Data penelitian dari berbagai negara telah menunjukkan bahwa kawula muda yang melakukan seks konsensual, merasakan kenikmatan, dan menggunakan perlindungan/kontrasepsi cenderung memiliki kesejahteraan mental positif. Faktanya, negara-negara dengan sikap toleran terhadap seks (namun anti kekerasan seksual) adalah negara-negara demokratis paling aman dengan indeks perkembangan manusia paling tinggi di dunia seperti negara-negara Skandinavia, Denmark, Belanda, Jepang, Australia, dan Selandia Baru.
Sebagai simpulan, tulisan ini telah memaparkan mengapa pasal perzinahan seharusnya tidak disahkan jika kita masih menginginkan demokrasi, kebebasan beragama, progresi budaya, hak reproduktif perempuan, dan hak untuk bebas dari rasa takut, intimidasi, dan persekusi.
Ada dua hal yang saya khawatirkan (atau curigai) seputar dukungan yang begitu kuat dari politisi, akademisi, dan masyarakat umum bagi revisi pasal ini.

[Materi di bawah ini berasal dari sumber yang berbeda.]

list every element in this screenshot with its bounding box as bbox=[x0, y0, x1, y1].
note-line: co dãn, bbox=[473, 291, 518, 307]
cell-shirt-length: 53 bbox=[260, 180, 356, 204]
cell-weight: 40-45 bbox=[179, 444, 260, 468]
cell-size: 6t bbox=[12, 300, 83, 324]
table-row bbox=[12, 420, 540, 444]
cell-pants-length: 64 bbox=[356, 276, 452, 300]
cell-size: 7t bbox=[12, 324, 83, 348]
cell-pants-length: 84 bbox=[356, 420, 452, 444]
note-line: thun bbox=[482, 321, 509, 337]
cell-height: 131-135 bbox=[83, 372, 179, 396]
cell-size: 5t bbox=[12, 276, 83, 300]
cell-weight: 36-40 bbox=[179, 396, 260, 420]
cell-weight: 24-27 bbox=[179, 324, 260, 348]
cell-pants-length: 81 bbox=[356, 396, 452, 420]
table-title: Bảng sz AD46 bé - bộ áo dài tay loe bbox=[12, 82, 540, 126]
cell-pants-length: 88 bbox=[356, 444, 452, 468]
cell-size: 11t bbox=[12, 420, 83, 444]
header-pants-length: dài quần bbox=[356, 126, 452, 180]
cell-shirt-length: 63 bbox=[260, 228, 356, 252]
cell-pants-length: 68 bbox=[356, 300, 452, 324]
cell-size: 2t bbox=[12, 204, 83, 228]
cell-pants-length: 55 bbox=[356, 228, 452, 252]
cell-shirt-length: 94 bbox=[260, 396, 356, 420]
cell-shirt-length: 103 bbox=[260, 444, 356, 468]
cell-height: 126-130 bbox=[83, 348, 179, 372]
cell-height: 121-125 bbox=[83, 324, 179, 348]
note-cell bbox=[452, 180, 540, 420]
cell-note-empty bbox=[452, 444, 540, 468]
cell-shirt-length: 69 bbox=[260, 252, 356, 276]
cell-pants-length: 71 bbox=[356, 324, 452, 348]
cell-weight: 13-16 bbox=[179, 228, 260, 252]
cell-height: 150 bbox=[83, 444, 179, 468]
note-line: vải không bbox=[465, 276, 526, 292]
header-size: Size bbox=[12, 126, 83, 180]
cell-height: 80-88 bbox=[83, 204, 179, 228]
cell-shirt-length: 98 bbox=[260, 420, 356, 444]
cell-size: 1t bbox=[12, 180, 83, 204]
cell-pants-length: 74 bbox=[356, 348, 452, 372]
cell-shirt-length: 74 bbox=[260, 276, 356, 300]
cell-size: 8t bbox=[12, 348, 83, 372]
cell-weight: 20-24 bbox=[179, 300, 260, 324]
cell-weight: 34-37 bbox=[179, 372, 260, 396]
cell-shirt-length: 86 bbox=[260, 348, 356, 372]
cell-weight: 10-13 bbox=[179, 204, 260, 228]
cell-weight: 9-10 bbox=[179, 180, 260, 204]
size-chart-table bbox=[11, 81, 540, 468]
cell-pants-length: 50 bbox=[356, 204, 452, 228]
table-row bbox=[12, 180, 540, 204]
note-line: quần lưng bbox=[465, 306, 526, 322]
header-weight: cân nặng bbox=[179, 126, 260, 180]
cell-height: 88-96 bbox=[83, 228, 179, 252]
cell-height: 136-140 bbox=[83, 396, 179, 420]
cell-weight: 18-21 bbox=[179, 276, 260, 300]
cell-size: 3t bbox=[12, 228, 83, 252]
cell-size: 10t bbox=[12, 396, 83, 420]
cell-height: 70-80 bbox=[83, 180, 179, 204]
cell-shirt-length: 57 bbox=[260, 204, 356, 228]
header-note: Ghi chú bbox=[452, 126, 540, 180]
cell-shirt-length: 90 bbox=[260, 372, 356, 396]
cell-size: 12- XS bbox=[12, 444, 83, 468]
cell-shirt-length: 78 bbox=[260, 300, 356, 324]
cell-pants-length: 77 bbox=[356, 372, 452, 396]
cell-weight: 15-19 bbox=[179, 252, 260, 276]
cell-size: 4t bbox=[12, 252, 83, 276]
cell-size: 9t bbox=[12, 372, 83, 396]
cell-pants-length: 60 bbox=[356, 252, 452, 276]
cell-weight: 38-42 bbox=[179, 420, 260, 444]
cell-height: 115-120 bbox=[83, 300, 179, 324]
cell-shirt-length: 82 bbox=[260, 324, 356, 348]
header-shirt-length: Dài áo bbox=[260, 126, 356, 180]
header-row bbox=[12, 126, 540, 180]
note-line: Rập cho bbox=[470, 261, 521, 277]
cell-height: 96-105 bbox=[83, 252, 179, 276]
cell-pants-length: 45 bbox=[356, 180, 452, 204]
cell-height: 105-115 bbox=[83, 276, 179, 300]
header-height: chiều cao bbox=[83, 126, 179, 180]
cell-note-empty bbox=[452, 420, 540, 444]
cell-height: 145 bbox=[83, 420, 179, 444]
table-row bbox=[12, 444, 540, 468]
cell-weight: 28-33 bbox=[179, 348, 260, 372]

Pertama, akademisi yang mendukung revisi ini tampaknya adalah akademisi yang abai dan bukan pakar di bidang ini --mereka bukan peneliti seksualitas, tidak punya publikasi seksualitas di jurnal bereputasi, dan bahkan mungkin tidak pernah membaca hasil-hasil penelitian tentang seksualitas.
Kedua, yang lebih mengkhawatirkan, adalah mereka-mereka yang mendukung pasal ini nampaknya memiliki ideologi politik yang bertentangan dengan demokrasi, yaitu mencoba memaksakan moralitas agama mereka pada seluruh aspek kehidupan berbangsa. Ini adalah usaha merongrong Pancasila.